A week after President Trump announced massive tariffs on imports from over 180 countries, the consequences of “Liberation Day” are starting to become clear. The stock markets are in free fall. Our neighbors to the north are pissed. So are the very American manufacturers these tariffs were supposedly meant to benefit. Prices are expected to go up on everything from the unreleased Nintendo Switch 2 to shirts from small menswear brands.
In the past, shopping for secondhand clothing has offered a salve for the price conscious. But as menswear enthusiasts prepare for a world where major fast-fashion exporters like China and Vietnam will be levied with some of the US’s highest reciprocal tariff rates, they might be surprised to find that costs at their local vintage stores have also gone up.
Dr. LaTanya Brown-Robertson, professor of economics at Howard University in Washington, DC, says Americans should expect to start having to pay more for used clothing in a post-tariff world. “If secondhand and vintage clothing is seen as a close substitute for imported apparel, this will boost consumer demand and lead to a rise in the market prices,” she said.
Indeed, increased demand is one of the primary factors many secondhand sellers say has been driving up the prices of vintage for the last few years. Jamie Paoletti-Wong first opened Raggedy Threads in Los Angeles in 2002, before expanding with a Brooklyn outpost in 2016. The cost of used goods has significantly increased since COVID, she says, mainly because there are now far more vintage sellers competing for potential inventory.
Brian Davis—who has been operating Wooden Sleepers since 2010, first as an online-only shop and currently out of a space in Tuckahoe, New York—has noticed the same thing. “The explosion and popularity of vintage has caused prices to skyrocket, making sourcing more difficult.”

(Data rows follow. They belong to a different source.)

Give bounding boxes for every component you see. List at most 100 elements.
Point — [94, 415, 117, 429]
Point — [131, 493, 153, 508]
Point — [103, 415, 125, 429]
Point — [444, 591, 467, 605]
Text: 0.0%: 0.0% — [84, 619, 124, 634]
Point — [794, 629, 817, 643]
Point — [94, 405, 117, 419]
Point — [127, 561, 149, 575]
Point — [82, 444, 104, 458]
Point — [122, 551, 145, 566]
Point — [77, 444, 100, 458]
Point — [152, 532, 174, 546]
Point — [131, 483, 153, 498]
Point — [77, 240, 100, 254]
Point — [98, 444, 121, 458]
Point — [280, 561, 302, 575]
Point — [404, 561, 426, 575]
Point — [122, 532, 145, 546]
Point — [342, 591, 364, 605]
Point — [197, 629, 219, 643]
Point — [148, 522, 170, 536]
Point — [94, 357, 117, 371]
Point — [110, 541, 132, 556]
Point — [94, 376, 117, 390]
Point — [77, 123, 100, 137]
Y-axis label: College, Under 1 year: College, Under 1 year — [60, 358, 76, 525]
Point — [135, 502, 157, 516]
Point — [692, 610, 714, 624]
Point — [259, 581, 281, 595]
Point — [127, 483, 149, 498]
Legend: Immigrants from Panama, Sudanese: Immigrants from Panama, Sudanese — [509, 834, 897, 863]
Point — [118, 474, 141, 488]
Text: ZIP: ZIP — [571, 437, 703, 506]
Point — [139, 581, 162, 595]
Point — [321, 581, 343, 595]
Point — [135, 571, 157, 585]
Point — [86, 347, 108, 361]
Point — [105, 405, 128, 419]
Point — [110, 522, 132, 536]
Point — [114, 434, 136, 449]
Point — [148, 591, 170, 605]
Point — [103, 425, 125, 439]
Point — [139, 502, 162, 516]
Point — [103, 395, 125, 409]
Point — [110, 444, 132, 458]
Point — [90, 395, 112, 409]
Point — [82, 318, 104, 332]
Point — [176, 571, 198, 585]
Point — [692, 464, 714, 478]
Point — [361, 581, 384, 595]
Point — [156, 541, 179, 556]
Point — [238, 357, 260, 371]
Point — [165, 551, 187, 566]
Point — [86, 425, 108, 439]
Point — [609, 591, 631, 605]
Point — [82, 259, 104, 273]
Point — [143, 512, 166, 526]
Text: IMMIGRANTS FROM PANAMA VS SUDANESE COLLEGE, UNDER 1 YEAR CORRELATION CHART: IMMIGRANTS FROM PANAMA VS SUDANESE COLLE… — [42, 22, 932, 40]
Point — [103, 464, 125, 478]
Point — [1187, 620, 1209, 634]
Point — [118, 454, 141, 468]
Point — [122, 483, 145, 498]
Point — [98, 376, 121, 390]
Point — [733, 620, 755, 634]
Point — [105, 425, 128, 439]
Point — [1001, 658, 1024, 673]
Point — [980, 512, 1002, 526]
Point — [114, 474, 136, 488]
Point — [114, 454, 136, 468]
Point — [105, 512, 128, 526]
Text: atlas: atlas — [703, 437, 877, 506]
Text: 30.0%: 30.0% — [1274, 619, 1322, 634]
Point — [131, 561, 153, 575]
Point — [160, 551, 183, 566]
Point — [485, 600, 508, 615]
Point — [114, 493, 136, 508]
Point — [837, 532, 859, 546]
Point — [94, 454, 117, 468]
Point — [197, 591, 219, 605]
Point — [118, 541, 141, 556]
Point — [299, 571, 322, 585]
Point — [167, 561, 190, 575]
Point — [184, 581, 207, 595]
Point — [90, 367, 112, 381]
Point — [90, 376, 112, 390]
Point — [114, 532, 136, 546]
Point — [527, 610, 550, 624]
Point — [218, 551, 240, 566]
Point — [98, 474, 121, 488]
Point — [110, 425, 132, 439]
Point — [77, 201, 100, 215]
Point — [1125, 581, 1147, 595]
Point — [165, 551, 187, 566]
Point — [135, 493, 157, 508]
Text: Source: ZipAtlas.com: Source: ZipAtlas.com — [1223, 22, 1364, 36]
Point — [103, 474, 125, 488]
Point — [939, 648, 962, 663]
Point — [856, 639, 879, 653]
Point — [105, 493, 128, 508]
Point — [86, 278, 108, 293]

Even some of the more green vintage sellers have noticed great, affordable inventory has become harder to find. “We have definitely seen a price bump at the wholesale level,” said Adam Joseph Schnitzer of Stitches Vintage in Austin, Texas. He started his secondhand business with a stall at the Soco Makers Market five years ago and opened a brick-and-mortar store in 2023. “Everything is more expensive 1744224931 and unfortunately, we have to put that cost on the customer at times,” he said.
To stay solvent without immediately increasing prices, Paoletti-Wong and her partner made efforts to stay updated on sourcing. They also decided to close their LA location in 2024, which wasn’t performing as well as the one in New York. They stayed on top of expenses, noting with worry when the wholesale prices of one of the few new items they stock—socks from Japan—increased from $1 to $3 per pair over the past year.
The tariffs, she says, threaten to upend these efforts. That’s because Paoletti-Wong and other vintage sellers often source their best homegrown wares from overseas—in countries like Mexico, Canada, Thailand, and Pakistan—where she says “a substantial amount of American-made clothing was shipped” both during and after World War II. “People often overlook that some of the more affordable items are actually from these countries, [and] then imported back into the US,” she said.